The measure contradicts a few bills that have been filed in order to ban or regulate the use of E-cigarettes as its adverse of good effects on a person’s health remain inconclusive.

IN House Bill No. 3330 or the proposed Vaporized Nicotine Product Regulation Act of 2016, Ako Bicol Representatives Rodel Batocabe, Alfredo Garbin Jr. and Christopher Co called for regulatory measures that would restrict vaping or use of E-cigarettes.

Authors said E-cigarette products should be registered with the Department of Trade and Industry prior to distribution even as they warned various “dangers” including the inhalation of chemicals and possible explosion of vaping device batteries.

In HR 1885, Bravo and Tejada noted that despite government’s compliance with the Framework Convention on Tobacco Control and World Health Organization anti-tobacco measures, “people still fin a way to smoke.”
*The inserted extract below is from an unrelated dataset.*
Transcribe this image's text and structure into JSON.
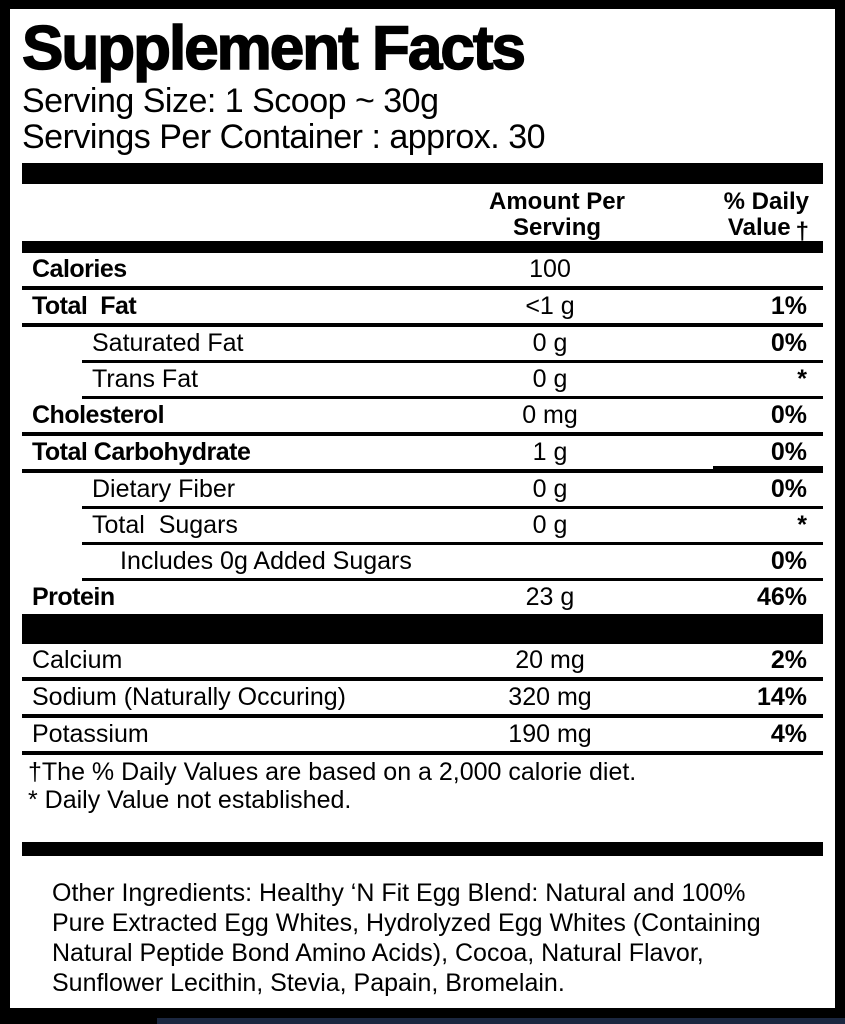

“E-cigarettes offer an alternative. It is based on the idea of harm reduction: we can help smokers to switch from cigarettes to products that reduce the risks of smoking,” HR 1885 explained.

Authors noted that public health experts believe that smokers who switch to “combustion-free products” can substantially reduce smoking addiction and the accompanying risks of developing various health threats such as cancer and other lung problems.
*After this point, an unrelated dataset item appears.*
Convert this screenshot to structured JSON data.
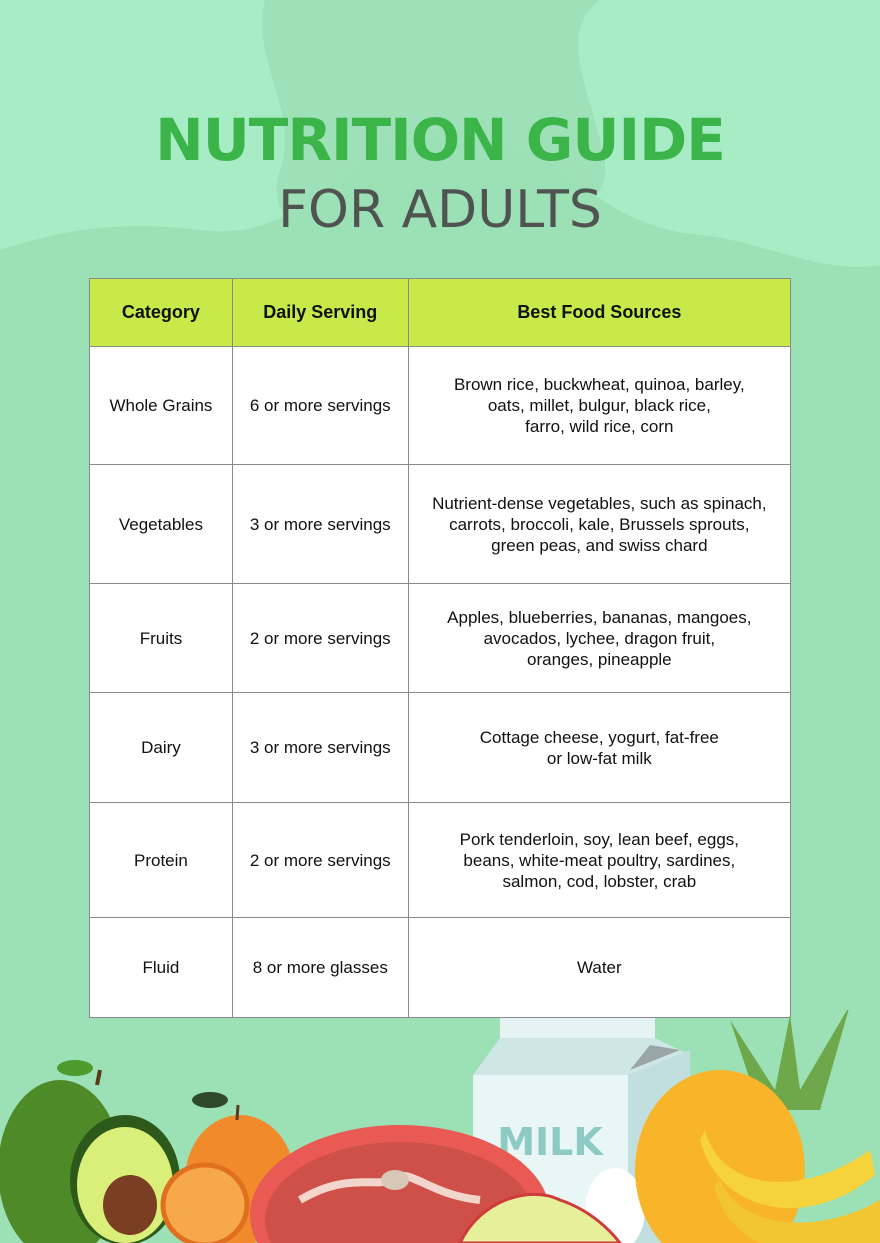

They cited a study conducted on 800 patients by the Harvard School of Public health and the University of Massachusetts pointing out that nicotine replacement therapies such as patches and chewing gums “do not help smokers quit smoking.”

“Public Health England observed that since e-cigarettes were introduced to the market, smoking prevalence among adults and youth has declined, disputing claims that e-cigarettes are renormalizing smoking, and surfacing reasonable possibility that their presence has contributed o further declines in smoking or denormalization,” HR 1885 stated.

It also noted that the Royal College of Physicians has recommended nicotine regulation to be “designed to make e-cigarette products a more attractive, available and affordable option for smokers than cigarettes.”

Bravo and Tejada also cited the statement of Kevin Fenton, England’s national director of the Health and Well-being Agency that vaping “is much less harmful than smoking and that e-cigarettes are helping many smokers quit.”

“The Philippines can benefit from learning from the experience and studies in the United Kingdom which is at the forefront of smoking harm reduction exercises,” the House resolution stressed.